As the natives objected to the legal form of marriage, and we could not conscientiously urge it upon them, there was no recognized or satisfactory form. Of course there are heathen ceremonies, but some of them are drunken orgies which the Christian conscience cannot allow; and others are so silly that the civilized natives would regard with abhorrence any suggestion of their observance. It is said that in some of the tribes far east of us the bride and groom are required to climb two young saplings, which are then swayed back and forth until their heads knock together, whereby the marriage is constituted. One wonders what the form for divorce would be like!
The want of a fixed form is very unfortunate. For it is only in such a chaotic period of social transition that we learn the moral value of the so much derided forms and ceremonies, and that without them the marriage tie becomes so loose that it is practically abandoned by many. Gradually it came to be recognized that the payment of the dowry constituted the marriage. For there must be something to differentiate marriage from unlawful relations. This served, though poorly, until the enlightened Christian conscience pronounced against the dowry, and the best people voluntarily refused to accept it and abandoned the custom. Since that time there is no distinct ceremony among the Christian natives at Gaboon, which is deplorable.

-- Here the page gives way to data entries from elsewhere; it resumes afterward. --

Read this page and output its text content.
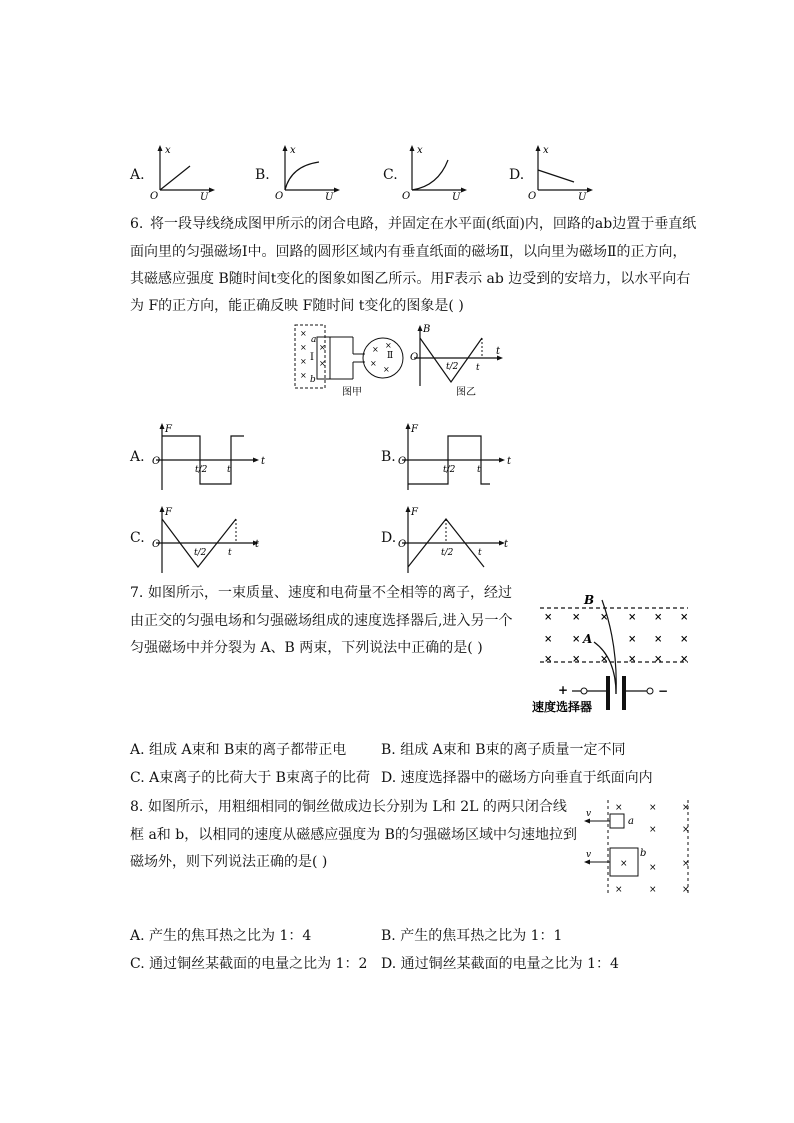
A.	B.	C.	D.
x
O	U
x
O	U
x
O	U
x
O	U
6. 将一段导线绕成图甲所示的闭合电路，并固定在水平面(纸面)内，回路的ab边置于垂直纸
面向里的匀强磁场Ⅰ中。回路的圆形区域内有垂直纸面的磁场Ⅱ，以向里为磁场Ⅱ的正方向，
其磁感应强度 B随时间t变化的图象如图乙所示。用F表示 ab 边受到的安培力，以水平向右
为 F的正方向，能正确反映 F随时间 t变化的图象是( )
×
×
×
×
×
×
a
Ⅰ
b
× ×
×
×
Ⅱ
图甲
B
O
t
t/2 t
图乙
A.	B.
C.	D.
F
O	t
t/2 t
F
O	t
t/2 t
F
O	t
t/2 t
F
O	t
t/2	t
7. 如图所示，一束质量、速度和电荷量不全相等的离子，经过
由正交的匀强电场和匀强磁场组成的速度选择器后,进入另一个
匀强磁场中并分裂为 A、B 两束，下列说法中正确的是( )
B
A
× × × × × ×
× ×	× × ×
× × × × × ×
+	−
速度选择器
A. 组成 A束和 B束的离子都带正电 B. 组成 A束和 B束的离子质量一定不同
C. A束离子的比荷大于 B束离子的比荷 D. 速度选择器中的磁场方向垂直于纸面向内
8. 如图所示，用粗细相同的铜丝做成边长分别为 L和 2L 的两只闭合线
框 a和 b，以相同的速度从磁感应强度为 B的匀强磁场区域中匀速地拉到
磁场外，则下列说法正确的是( )
v
v
a
b
×	×	×
×	×
×	×
×
×	×	×
A. 产生的焦耳热之比为 1：4	B. 产生的焦耳热之比为 1：1
C. 通过铜丝某截面的电量之比为 1：2 D. 通过铜丝某截面的电量之比为 1：4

In lieu of a ceremony a useful custom has been introduced into the church, namely, that shortly after marriage the man and woman shall rise in their places in the weekly prayer-meeting, voluntarily, and without the minister saying a word shall announce their marriage, the man saying that he has taken this woman to be his wife and promising to be faithful to her; likewise the woman. Well do I remember one night in the Mpongwe Church when Barro and Anuroguli came to the prayer-meeting which I was conducting, expecting to announce their recent marriage. Barro rose at the end of the service and without the least embarrassment announced his marriage and made his vows in most appropriate words. But Anuroguli, sitting on the other side of the house, was seized with panic and sat motionless with her finger in her mouth. Barro stood waiting for her response while the women near her motioned to her, pulled her dress, punched her in the ribs, until gradually the whole congregation was remonstrating in loud whispers, which only increased the poor little woman’s embarrassment, until, seeing that it would be a physical impossibility for her to make her announcement, I took the risk of the law, and rose and said: “Anuroguli wishes to announce,” etc.; and having made her announcement for her, I closed the meeting. But, while all recognize the propriety of this custom, it does not constitute the marriage; for it takes place after marriage, sometimes long afterwards, and it is not possible unless both parties are Christians.